When I arrived at the Canberra Family Court I was greeted by a young solicitor from a leading local family law firm who had been asked to appear as an agent for the wife’s solicitors, who presumably were too busy to travel to Canberra themselves.   This bright and very confident young solicitor breezed up to me and said “What is your client willing to offer?”.

I replied to her that my client wanted to spend time with his children, and given that her client was refusing to allow this, I thought that if anybody should be making “offers”, it was the mother.  The bright young solicitor then told me that she didn’t have any “offers” because she hadn’t even met her client yet.  On that basis I wondered why she was even asking me to “make a deal”, when she didn’t even know if her own client was interested in making compromises.

I then watched as this bright young solicitor walked over and introduced herself to the mother, 2 minutes before the matter was due to go into court.

Perhaps what disturbed me about this exchange so much is not capable of being clearly understood when it is recounted in this form.  But what truly appalled me was the “sausage mill” approach that this young lawyer was taking to this dispute. What she wanted to do was simply get an offer, (“because that’s what we do”) resolve the case on some basis – any basis-, and move on to the next most pressing thing in her doubtless busy day.  There was no consideration that these were real people involved, dealing with two young children’s lives.  But what troubled me most was that behind the immaculate facade of this bright young lawyer was no real care for what was to happen to her client.  Her client was but a number, to be thrown into the “let’s make a deal” basket, and disposed of, with doubtless never another thought, but only an invoice.

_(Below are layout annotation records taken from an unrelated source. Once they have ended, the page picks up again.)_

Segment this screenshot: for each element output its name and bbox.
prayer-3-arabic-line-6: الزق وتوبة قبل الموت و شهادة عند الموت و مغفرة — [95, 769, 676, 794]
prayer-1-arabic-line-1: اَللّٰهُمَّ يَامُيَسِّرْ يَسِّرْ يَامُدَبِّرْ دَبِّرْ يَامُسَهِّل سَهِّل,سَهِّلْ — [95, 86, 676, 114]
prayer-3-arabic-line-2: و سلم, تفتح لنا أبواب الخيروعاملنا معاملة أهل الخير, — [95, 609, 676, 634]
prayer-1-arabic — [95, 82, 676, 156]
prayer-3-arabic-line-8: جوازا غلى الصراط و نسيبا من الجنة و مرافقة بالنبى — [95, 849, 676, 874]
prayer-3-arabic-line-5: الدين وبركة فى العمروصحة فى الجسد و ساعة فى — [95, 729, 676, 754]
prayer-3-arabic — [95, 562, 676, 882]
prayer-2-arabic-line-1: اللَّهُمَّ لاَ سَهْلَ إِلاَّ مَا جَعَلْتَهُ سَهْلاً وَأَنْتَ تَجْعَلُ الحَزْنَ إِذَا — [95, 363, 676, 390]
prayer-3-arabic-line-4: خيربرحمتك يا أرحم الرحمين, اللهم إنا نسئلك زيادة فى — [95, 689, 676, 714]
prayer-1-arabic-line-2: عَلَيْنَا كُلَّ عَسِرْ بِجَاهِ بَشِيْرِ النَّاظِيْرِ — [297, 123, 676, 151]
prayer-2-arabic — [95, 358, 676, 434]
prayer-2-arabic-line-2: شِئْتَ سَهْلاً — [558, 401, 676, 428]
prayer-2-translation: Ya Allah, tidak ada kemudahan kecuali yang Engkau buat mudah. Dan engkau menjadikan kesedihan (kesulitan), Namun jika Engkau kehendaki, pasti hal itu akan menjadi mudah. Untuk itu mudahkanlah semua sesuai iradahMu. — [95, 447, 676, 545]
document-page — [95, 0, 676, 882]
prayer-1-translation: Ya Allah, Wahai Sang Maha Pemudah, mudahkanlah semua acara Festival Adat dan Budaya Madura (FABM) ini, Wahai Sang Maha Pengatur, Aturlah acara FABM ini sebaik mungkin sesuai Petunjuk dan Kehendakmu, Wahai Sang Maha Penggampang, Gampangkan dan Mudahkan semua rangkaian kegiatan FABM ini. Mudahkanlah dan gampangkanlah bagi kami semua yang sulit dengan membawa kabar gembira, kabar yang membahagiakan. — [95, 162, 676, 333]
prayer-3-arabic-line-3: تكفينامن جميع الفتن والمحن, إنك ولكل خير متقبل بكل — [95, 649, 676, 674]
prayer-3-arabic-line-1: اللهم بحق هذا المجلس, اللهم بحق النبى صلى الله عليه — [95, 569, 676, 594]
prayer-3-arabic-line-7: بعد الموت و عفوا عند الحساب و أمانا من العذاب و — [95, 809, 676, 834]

What’s this article all about?  It’s not really a criticism of any particular lawyer.  What this young lawyer did was what I have witnessed countless times, by more senior practitioners than her.  But that doesn’t make it right.  What is wrong is trying to apply the modern phenomenon of efficiency and de-humanisation to real people dealing with their children.  Its a criticism of a legal system where lawyers pick up a file and meet their client for the first occasion when they walk into court.  I believe that is simply unacceptable when dealing with an important dispute over the client’s children.  It is a criticism of a way of thinking that deals with people’s relationships with their children  as bargaining chips.  It is a very disturbing thing to witness.  If you are the client, it must be an even more disturbing thing to have happen to you.